On Apr 17, 10:10 am, [EMAIL PROTECTED] wrote:
> Thank you Martin and John, for you excellent explanations.
>
> I think I understand the unicode basic principles, what confuses me is the 
> usage different applications make out of it.
>
> For example, I got that EN DASH out of a web page which states <?xml 
> version="1.0" encoding="ISO-8859-1"?> at the beggining. That's why I did go 
> for that encoding. But if the browser can properly decode that character 
> using that encoding, how come other applications can't?
>
> I might need to go for python's htmllib to avoid this, not sure.

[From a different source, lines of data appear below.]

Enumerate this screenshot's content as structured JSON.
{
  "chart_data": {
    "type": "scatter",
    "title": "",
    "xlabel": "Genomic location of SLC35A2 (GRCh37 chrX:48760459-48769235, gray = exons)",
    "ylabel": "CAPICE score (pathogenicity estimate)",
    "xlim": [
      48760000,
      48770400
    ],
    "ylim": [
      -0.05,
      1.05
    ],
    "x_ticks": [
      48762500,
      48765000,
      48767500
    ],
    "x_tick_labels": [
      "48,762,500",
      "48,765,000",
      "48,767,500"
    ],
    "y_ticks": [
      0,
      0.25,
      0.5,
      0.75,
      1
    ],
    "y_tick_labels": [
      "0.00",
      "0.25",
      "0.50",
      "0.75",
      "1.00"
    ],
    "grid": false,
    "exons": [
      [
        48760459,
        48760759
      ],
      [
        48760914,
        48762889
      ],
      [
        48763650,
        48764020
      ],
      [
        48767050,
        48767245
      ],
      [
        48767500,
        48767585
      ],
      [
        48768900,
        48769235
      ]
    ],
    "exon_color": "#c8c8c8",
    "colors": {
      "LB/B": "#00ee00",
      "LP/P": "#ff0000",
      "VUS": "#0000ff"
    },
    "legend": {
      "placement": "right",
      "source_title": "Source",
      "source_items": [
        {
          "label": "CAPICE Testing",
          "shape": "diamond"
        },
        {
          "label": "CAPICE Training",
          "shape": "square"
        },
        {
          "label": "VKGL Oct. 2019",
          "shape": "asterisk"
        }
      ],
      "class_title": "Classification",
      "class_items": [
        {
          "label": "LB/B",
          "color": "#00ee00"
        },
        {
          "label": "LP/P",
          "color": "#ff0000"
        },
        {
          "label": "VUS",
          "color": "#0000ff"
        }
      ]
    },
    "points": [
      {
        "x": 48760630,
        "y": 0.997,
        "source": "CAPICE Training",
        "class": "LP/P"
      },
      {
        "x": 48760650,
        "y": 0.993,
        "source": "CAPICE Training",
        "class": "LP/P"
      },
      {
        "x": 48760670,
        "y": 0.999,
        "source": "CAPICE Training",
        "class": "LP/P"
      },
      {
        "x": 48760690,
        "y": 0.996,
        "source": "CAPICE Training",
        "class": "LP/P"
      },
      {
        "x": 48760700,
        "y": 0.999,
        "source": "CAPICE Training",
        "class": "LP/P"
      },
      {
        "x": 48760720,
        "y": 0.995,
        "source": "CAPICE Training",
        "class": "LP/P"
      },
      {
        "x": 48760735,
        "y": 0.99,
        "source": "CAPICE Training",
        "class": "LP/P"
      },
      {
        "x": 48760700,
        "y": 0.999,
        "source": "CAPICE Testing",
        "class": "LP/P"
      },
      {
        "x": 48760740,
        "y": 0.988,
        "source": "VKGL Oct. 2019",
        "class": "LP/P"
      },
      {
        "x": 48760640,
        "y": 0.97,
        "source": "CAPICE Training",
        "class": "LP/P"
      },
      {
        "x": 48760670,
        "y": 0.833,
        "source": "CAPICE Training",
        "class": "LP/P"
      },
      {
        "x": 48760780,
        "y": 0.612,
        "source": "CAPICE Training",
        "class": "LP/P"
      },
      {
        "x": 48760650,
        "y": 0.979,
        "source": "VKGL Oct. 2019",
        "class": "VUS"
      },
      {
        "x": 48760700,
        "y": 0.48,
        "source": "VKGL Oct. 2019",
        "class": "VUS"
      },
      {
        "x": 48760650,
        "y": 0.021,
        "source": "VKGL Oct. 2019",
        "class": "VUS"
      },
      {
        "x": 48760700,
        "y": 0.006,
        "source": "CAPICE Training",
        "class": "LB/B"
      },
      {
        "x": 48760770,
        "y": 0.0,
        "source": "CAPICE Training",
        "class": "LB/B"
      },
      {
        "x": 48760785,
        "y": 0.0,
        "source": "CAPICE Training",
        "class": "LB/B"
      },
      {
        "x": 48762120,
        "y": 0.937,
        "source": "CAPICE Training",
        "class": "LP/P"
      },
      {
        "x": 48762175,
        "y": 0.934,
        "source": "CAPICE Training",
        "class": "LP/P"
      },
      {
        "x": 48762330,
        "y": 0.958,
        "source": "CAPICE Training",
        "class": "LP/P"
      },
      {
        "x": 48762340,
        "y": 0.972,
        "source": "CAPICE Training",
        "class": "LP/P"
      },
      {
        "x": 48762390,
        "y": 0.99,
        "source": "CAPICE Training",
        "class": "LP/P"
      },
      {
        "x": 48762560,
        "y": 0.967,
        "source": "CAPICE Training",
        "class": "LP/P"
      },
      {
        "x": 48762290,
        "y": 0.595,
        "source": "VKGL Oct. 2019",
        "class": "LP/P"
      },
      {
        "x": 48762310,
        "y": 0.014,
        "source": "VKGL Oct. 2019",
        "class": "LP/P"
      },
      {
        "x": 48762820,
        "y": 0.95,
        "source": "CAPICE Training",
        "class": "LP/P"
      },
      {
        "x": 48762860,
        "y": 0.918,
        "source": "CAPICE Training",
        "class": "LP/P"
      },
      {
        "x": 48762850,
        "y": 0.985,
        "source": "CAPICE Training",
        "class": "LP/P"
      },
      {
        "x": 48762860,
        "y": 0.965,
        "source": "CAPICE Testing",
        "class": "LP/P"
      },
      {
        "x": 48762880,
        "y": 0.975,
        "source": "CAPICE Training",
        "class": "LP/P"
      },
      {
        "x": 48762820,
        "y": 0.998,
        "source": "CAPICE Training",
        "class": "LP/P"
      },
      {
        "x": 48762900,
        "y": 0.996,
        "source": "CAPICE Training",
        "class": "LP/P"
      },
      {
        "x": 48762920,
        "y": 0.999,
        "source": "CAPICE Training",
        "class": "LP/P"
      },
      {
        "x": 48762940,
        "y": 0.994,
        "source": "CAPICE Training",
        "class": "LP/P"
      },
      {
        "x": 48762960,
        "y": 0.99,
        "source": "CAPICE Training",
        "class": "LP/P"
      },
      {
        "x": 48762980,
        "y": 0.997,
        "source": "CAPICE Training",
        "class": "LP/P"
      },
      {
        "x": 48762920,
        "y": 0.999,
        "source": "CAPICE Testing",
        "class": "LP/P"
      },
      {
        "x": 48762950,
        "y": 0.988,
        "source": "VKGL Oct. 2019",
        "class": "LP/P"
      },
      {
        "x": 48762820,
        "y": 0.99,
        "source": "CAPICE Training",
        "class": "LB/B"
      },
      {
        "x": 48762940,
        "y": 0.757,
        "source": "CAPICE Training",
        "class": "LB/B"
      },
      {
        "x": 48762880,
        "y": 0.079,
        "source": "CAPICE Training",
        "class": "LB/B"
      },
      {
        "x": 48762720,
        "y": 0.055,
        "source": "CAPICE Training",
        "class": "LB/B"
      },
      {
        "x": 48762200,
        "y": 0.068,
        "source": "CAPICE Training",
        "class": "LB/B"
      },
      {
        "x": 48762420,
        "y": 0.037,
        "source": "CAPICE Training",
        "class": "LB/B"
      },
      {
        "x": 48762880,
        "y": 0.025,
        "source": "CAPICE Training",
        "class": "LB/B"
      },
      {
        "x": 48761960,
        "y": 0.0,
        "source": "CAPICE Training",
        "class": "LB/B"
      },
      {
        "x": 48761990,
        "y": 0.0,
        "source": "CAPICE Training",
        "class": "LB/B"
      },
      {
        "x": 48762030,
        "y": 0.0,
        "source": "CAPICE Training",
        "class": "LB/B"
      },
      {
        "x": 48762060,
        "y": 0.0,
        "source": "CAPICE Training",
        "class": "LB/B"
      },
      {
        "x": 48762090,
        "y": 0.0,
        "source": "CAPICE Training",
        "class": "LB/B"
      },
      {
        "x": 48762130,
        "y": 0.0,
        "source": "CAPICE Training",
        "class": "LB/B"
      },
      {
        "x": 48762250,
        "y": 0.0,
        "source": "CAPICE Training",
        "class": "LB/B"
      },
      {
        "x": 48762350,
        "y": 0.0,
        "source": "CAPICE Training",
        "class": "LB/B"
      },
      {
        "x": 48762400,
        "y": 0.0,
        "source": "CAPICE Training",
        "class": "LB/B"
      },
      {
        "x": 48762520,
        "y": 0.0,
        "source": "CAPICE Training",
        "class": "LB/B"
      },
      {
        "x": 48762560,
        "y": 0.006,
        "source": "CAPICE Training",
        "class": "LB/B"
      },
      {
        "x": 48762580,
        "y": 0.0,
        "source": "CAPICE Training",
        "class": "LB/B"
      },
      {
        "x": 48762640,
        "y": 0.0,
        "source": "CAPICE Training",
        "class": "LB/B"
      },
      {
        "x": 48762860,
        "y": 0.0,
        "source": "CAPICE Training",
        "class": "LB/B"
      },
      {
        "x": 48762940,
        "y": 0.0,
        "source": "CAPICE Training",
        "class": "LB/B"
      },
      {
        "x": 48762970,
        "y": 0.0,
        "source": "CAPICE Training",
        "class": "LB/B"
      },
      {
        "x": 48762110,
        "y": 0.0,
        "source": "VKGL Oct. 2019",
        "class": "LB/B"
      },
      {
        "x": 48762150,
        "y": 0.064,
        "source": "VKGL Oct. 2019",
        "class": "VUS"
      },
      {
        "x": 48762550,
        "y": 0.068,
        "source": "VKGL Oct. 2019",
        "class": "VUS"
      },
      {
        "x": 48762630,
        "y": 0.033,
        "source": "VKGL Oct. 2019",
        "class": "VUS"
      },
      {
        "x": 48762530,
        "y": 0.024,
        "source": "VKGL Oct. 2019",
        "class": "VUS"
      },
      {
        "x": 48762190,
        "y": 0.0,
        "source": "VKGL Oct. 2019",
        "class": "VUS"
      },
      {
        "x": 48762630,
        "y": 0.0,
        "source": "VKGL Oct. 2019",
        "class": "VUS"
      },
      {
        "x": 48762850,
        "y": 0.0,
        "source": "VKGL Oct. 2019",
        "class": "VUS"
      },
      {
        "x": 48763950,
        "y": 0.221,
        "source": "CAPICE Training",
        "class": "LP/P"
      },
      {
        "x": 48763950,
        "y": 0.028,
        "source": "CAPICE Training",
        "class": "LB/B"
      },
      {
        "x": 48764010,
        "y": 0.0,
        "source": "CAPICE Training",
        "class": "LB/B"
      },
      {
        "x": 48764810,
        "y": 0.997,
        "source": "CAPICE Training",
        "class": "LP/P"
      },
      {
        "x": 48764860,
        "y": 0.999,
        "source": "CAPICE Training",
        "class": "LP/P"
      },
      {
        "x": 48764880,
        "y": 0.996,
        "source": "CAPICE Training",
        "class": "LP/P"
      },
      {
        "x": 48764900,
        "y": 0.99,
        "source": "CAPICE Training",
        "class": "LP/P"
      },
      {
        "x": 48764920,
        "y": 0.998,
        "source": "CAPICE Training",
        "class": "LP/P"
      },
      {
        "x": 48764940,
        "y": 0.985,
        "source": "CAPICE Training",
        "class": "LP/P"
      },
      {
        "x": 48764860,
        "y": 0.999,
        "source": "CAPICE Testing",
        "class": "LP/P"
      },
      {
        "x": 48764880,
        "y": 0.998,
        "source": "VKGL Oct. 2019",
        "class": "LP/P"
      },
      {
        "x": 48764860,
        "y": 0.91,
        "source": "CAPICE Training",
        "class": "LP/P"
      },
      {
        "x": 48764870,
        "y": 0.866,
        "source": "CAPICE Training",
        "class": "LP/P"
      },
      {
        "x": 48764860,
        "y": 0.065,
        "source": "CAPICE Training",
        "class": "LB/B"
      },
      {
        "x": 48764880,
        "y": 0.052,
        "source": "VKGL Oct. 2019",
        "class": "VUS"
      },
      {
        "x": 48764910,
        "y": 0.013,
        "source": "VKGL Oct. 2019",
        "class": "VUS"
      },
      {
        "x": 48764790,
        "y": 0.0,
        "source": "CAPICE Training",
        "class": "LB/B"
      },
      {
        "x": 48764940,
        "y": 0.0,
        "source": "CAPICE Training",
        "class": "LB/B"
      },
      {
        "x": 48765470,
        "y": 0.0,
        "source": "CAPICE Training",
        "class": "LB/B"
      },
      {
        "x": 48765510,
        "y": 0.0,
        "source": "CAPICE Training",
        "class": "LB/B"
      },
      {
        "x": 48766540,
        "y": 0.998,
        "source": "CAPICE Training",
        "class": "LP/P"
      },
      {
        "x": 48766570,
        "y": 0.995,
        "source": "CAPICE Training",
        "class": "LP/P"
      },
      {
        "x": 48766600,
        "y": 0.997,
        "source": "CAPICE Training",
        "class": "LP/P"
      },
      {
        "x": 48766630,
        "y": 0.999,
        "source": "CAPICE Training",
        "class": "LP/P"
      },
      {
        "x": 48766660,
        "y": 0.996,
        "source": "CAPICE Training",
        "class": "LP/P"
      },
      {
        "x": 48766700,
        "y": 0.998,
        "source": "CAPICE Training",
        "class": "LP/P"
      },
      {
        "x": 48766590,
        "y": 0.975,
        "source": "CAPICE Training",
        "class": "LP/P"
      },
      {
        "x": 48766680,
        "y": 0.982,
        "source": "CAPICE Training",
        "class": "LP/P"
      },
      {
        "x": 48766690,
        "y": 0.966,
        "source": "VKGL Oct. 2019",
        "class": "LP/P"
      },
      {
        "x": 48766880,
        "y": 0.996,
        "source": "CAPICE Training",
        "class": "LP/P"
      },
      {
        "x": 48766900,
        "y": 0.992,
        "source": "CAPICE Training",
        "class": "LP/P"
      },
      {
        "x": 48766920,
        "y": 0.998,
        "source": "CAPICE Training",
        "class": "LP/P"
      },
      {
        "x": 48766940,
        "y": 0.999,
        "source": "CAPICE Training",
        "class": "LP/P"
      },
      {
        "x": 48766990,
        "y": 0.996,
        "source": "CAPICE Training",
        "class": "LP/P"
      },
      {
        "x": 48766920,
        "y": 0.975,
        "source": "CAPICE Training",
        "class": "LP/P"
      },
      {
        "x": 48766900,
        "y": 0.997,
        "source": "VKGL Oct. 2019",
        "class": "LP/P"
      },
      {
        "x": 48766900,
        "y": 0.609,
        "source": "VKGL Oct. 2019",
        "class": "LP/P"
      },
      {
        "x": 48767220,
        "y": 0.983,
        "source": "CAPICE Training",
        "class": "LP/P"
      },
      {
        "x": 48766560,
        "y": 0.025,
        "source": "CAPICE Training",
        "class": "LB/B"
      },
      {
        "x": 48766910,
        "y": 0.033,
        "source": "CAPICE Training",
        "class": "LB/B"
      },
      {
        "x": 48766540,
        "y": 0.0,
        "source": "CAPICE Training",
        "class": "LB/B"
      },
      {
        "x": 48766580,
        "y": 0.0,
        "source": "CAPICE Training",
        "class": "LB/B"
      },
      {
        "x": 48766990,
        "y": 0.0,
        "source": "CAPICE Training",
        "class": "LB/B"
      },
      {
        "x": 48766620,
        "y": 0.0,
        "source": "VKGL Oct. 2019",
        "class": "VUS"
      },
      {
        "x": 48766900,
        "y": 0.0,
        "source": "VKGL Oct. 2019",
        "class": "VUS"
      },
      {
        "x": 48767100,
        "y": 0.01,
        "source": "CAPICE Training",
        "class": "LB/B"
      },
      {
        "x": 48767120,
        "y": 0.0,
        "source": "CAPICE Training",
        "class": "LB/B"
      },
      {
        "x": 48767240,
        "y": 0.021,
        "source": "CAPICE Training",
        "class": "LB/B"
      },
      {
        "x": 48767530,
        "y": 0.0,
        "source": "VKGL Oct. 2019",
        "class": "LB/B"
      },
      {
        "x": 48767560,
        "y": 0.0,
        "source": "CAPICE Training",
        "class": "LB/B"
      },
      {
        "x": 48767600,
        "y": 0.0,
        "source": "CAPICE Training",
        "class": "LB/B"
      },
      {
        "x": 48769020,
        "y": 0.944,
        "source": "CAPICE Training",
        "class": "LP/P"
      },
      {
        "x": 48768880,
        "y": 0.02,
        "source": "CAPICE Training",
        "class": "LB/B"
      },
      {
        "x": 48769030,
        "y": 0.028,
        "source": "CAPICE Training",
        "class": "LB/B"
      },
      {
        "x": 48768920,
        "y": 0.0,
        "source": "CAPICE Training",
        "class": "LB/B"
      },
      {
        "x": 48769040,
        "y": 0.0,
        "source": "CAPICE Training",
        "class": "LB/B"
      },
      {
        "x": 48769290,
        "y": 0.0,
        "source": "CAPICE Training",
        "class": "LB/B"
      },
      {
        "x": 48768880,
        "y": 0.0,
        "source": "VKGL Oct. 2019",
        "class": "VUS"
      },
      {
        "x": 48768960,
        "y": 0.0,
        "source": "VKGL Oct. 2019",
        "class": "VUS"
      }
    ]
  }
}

But if I 
> don't, if I only want to just copy and paste some web pages text contents 
> into a tkinter Text widget, what should I do to succesfully make every single 
> character go all the way from the widget and out of tkinter into a python 
> string variable? How did my browser knew it should render an EN DASH instead 
> of a circumflexed lowercase u?
>
> This is the webpage in case you are interested, 4th line of first paragraph, 
> there is the EN 
> DASH:http://www.pagina12.com.ar/diario/elmundo/subnotas/102453-32303-2008-...
>
> Thanks a lot.
>

Simplemente escribe en ingles. Like this, see? No encodings mess.